According to the survey, 24 percent of individuals separated after discovering financial infidelity, while 19 percent chose to ignore it.

Hope for Recovery

About one-third of respondents began having regular discussions about money. Additionally, around 25 percent created budgets and set financial goals together, with 10 percent opting for counseling.

To heal from financial betrayal, open communication is key, as well as developing a mutual financial strategy. This involves a thorough review of income and expenses. Ensure that both partners have a voice in the process: “No one wants to feel like they’re on a financial leash.”

“If you aim to mend the relationship, forgiveness is essential,” the expert advises. “It’s challenging after betrayal, but moving forward requires effort from both sides.”

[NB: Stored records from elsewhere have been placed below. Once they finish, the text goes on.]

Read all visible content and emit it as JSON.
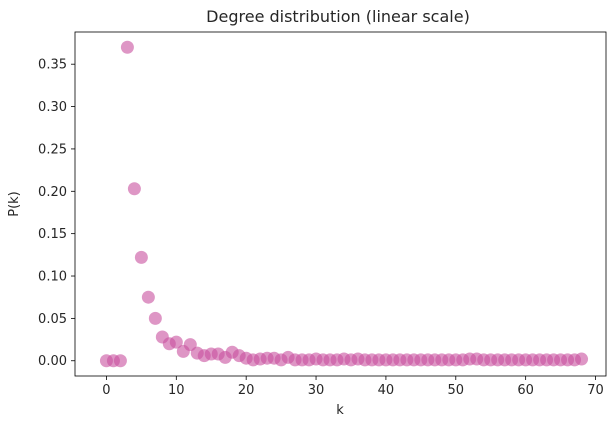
{
  "chart_data": {
    "type": "scatter",
    "title": "Degree distribution (linear scale)",
    "xlabel": "k",
    "ylabel": "P(k)",
    "xlim": [
      -4.5,
      71.5
    ],
    "ylim": [
      -0.018,
      0.388
    ],
    "xticks": [
      0,
      10,
      20,
      30,
      40,
      50,
      60,
      70
    ],
    "yticks": [
      0.0,
      0.05,
      0.1,
      0.15,
      0.2,
      0.25,
      0.3,
      0.35
    ],
    "ytick_labels": [
      "0.00",
      "0.05",
      "0.10",
      "0.15",
      "0.20",
      "0.25",
      "0.30",
      "0.35"
    ],
    "grid": false,
    "marker_color": "#c8509e",
    "marker_alpha": 0.6,
    "series": [
      {
        "x": [
          0,
          1,
          2,
          3,
          4,
          5,
          6,
          7,
          8,
          9,
          10,
          11,
          12,
          13,
          14,
          15,
          16,
          17,
          18,
          19,
          20,
          21,
          22,
          23,
          24,
          25,
          26,
          27,
          28,
          29,
          30,
          31,
          32,
          33,
          34,
          35,
          36,
          37,
          38,
          39,
          40,
          41,
          42,
          43,
          44,
          45,
          46,
          47,
          48,
          49,
          50,
          51,
          52,
          53,
          54,
          55,
          56,
          57,
          58,
          59,
          60,
          61,
          62,
          63,
          64,
          65,
          66,
          67,
          68
        ],
        "y": [
          0.0,
          0.0,
          0.0,
          0.37,
          0.203,
          0.122,
          0.075,
          0.05,
          0.028,
          0.02,
          0.022,
          0.011,
          0.019,
          0.009,
          0.006,
          0.008,
          0.008,
          0.004,
          0.01,
          0.006,
          0.003,
          0.001,
          0.002,
          0.003,
          0.003,
          0.001,
          0.004,
          0.001,
          0.001,
          0.001,
          0.002,
          0.001,
          0.001,
          0.001,
          0.002,
          0.001,
          0.002,
          0.001,
          0.001,
          0.001,
          0.001,
          0.001,
          0.001,
          0.001,
          0.001,
          0.001,
          0.001,
          0.001,
          0.001,
          0.001,
          0.001,
          0.001,
          0.002,
          0.002,
          0.001,
          0.001,
          0.001,
          0.001,
          0.001,
          0.001,
          0.001,
          0.001,
          0.001,
          0.001,
          0.001,
          0.001,
          0.001,
          0.001,
          0.002
        ]
      }
    ]
  }
}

It’s important to recognize that financial abuse, where money is used to exert control, is a serious issue that should never be tolerated.

Joint and Separate Accounts

Couples dealing with financial dishonesty may benefit from a mix of joint accounts for shared expenses and individual accounts for personal spending. After discovering infidelity, 21 percent of individuals chose to establish separate accounts.

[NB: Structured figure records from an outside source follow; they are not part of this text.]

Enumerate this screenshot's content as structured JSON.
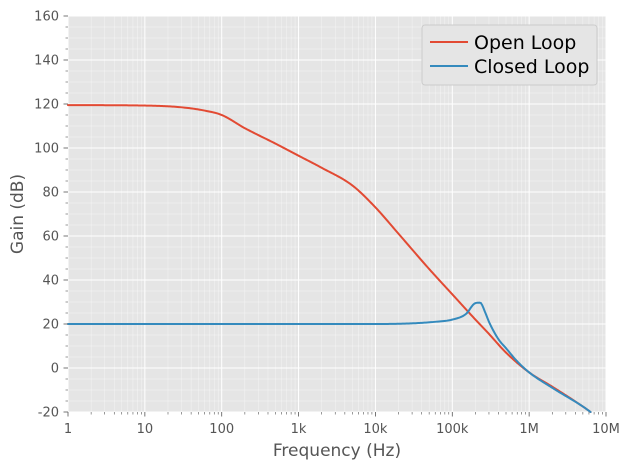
{
  "chart_data": {
    "type": "line",
    "title": "",
    "xlabel": "Frequency (Hz)",
    "ylabel": "Gain (dB)",
    "xscale": "log",
    "xlim": [
      1,
      10000000
    ],
    "ylim": [
      -20,
      160
    ],
    "grid": true,
    "legend_position": "top-right",
    "background": "#e5e5e5",
    "x_ticks": [
      1,
      10,
      100,
      1000,
      10000,
      100000,
      1000000,
      10000000
    ],
    "x_tick_labels": [
      "1",
      "10",
      "100",
      "1k",
      "10k",
      "100k",
      "1M",
      "10M"
    ],
    "y_ticks": [
      -20,
      0,
      20,
      40,
      60,
      80,
      100,
      120,
      140,
      160
    ],
    "y_tick_labels": [
      "-20",
      "0",
      "20",
      "40",
      "60",
      "80",
      "100",
      "120",
      "140",
      "160"
    ],
    "series": [
      {
        "name": "Open Loop",
        "color": "#e24a33",
        "points": [
          [
            1,
            119.5
          ],
          [
            10,
            119.3
          ],
          [
            30,
            118.5
          ],
          [
            60,
            117
          ],
          [
            100,
            115
          ],
          [
            200,
            109
          ],
          [
            500,
            102
          ],
          [
            1000,
            96.5
          ],
          [
            2000,
            91
          ],
          [
            5000,
            83
          ],
          [
            10000,
            73
          ],
          [
            20000,
            61
          ],
          [
            50000,
            45
          ],
          [
            100000,
            33.5
          ],
          [
            200000,
            22
          ],
          [
            300000,
            15.5
          ],
          [
            500000,
            7
          ],
          [
            1000000,
            -2
          ],
          [
            2000000,
            -8.5
          ],
          [
            5000000,
            -17.5
          ],
          [
            6300000,
            -20
          ]
        ]
      },
      {
        "name": "Closed Loop",
        "color": "#348abd",
        "points": [
          [
            1,
            20
          ],
          [
            10,
            20
          ],
          [
            100,
            20
          ],
          [
            1000,
            20
          ],
          [
            10000,
            20
          ],
          [
            30000,
            20.3
          ],
          [
            60000,
            21
          ],
          [
            100000,
            22
          ],
          [
            150000,
            24.5
          ],
          [
            200000,
            29.5
          ],
          [
            230000,
            29.7
          ],
          [
            270000,
            25
          ],
          [
            300000,
            21
          ],
          [
            400000,
            13
          ],
          [
            500000,
            9
          ],
          [
            700000,
            3
          ],
          [
            1000000,
            -2
          ],
          [
            2000000,
            -9
          ],
          [
            5000000,
            -17.5
          ],
          [
            6300000,
            -20
          ]
        ]
      }
    ]
  }
}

“Consider a ‘yours, mine, and ours’ financial strategy,” suggests the planner. “This allows for personal spending freedom while ensuring household finances remain stable.”

Raising awareness about financial infidelity aims to encourage couples to foster open discussions, preventing the need for deceit.

“Start talking about finances early on,” the expert recommends. “If you’re already married, it’s never too late to work towards financial harmony.”